Whether sessions are in person or online, the focus is the same: a confidential, grounded space to help you think clearly, recover capacity, and begin making steadier choices.
You do not have to wait until you are depleted
Some people don’t reach out until they are exhausted, resentful, disconnected, or barely coping before getting support.
But burnout is often easier to address when you begin noticing the signs early.
If you feel like you have been carrying too much for too long, counselling can offer a place to pause, understand what is happening, and begin changing the patterns that are keeping you depleted.
How to book a burnout counselling session
If you are feeling exhausted, overwhelmed, emotionally flat, irritable, or unable to recover from ongoing stress, counselling may help.
Sessions are available in person in Fernie, BC, and online across British Columbia and Alberta.
Book a confidential session
or
Contact me by email to ask about availability
Burnout Counselling FAQ
How do I know if I am burned out?
Burnout often involves ongoing exhaustion, emotional depletion, irritability, reduced motivation, difficulty recovering, and a sense that you have been carrying too much for too long. You may still be functioning, but feel less like yourself.

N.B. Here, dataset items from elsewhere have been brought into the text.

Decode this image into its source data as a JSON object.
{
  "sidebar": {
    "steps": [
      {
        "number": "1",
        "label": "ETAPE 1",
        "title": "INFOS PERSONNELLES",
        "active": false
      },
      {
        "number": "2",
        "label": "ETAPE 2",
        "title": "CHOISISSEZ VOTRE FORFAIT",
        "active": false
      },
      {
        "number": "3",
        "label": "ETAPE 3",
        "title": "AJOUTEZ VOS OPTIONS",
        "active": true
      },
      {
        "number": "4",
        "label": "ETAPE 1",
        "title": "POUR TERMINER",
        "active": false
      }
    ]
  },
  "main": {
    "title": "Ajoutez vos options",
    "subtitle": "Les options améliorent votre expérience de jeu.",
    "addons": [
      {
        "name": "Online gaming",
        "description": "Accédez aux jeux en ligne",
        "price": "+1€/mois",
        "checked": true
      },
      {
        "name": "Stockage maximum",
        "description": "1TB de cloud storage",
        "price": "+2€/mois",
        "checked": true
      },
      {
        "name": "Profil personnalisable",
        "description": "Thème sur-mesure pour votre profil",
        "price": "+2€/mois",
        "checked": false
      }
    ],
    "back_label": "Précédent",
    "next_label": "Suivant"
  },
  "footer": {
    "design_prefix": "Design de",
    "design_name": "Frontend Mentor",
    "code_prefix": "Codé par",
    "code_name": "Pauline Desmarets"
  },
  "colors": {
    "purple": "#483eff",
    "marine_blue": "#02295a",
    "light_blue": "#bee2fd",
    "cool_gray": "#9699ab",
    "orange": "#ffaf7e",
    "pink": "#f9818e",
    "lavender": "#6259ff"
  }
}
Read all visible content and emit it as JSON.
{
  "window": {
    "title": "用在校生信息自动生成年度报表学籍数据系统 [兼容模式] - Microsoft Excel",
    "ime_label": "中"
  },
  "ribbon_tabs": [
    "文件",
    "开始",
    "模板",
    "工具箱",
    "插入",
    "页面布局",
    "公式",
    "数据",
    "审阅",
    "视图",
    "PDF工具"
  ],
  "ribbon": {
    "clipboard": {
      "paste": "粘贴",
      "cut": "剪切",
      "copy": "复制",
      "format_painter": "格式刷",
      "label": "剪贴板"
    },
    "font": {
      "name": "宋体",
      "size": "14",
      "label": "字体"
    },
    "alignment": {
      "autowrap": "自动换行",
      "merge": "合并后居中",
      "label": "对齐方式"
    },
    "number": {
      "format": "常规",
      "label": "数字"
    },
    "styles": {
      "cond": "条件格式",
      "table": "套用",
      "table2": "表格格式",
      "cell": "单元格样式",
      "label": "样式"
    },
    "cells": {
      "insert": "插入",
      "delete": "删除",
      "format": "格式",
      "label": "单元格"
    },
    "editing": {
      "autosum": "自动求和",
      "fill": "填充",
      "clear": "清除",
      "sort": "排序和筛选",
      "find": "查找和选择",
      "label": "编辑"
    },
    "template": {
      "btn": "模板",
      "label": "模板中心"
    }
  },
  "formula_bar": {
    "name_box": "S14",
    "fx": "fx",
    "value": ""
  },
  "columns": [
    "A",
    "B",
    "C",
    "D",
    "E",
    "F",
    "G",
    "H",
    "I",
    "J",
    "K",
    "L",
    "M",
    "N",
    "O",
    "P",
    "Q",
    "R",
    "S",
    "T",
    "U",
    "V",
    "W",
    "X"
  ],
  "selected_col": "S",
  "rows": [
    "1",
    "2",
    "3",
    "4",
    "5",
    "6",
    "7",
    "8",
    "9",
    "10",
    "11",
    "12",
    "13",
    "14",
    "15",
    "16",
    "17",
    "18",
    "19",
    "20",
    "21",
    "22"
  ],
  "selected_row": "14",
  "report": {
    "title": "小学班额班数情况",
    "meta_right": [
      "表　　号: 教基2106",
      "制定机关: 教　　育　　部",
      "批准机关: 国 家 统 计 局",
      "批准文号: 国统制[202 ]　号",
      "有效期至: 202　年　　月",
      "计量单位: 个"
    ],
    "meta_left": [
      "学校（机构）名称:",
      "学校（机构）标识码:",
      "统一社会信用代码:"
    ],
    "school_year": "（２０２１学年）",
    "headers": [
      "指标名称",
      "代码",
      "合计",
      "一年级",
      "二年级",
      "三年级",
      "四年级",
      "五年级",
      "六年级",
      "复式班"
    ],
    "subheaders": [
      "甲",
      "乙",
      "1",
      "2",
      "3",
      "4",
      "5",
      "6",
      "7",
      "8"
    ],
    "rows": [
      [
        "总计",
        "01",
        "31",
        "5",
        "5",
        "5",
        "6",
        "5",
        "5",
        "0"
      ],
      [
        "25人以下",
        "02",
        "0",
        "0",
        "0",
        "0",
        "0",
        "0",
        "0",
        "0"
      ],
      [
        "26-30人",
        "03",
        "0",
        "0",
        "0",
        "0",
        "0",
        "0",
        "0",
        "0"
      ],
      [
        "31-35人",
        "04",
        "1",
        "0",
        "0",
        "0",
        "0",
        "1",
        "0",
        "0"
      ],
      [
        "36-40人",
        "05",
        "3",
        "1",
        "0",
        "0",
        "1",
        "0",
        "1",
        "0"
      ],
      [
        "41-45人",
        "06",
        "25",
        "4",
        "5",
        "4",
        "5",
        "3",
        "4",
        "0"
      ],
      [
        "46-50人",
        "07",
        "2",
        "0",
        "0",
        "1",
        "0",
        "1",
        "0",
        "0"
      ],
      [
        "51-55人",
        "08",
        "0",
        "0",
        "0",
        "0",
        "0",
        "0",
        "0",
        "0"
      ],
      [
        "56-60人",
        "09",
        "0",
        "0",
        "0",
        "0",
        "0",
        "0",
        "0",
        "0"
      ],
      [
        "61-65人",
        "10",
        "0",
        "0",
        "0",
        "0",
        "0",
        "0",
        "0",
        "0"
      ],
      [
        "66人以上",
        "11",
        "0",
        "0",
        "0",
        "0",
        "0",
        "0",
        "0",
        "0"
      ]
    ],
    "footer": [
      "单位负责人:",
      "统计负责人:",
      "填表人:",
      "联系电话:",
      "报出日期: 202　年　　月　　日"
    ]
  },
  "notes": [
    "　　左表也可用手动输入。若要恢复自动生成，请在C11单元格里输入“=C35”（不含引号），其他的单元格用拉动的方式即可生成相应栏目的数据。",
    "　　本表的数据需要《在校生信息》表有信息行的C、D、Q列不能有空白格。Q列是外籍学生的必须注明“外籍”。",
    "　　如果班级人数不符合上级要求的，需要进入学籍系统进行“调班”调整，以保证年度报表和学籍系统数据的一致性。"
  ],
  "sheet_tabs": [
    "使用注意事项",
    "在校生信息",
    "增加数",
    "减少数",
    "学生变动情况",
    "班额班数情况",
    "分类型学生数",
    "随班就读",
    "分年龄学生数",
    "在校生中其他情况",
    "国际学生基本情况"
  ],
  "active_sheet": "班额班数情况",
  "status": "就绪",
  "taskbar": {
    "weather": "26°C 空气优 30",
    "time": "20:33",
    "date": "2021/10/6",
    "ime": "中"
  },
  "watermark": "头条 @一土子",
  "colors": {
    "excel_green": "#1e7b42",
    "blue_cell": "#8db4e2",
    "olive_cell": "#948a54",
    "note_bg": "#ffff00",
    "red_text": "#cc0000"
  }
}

Is burnout the same as stress?
Not exactly. Stress often feels like pressure or overload. Burnout tends to feel more like depletion, numbness, resentment, or reduced capacity after prolonged stress.
Can counselling help with burnout?
Counselling can help you understand what is contributing to burnout, identify patterns that are keeping you depleted, build more sustainable boundaries, and support recovery in your work, relationships, and daily life.
Is burnout always caused by work?
No. Burnout can come from work, leadership, caregiving, parenting, relationship strain, family responsibility, emotional labour, or years of being the person who holds everything together.
Do I need to take time off to recover from burnout?
Some people may need time off or medical support, especially if symptoms are severe. Others begin by making changes to boundaries, expectations, workload, communication, and recovery patterns. Counselling can help you think through what may be realistic and appropriate.
Do you offer burnout counselling online?
Yes. Online counselling is available across British Columbia and Alberta. In-person sessions are also available in downtown Fernie, BC.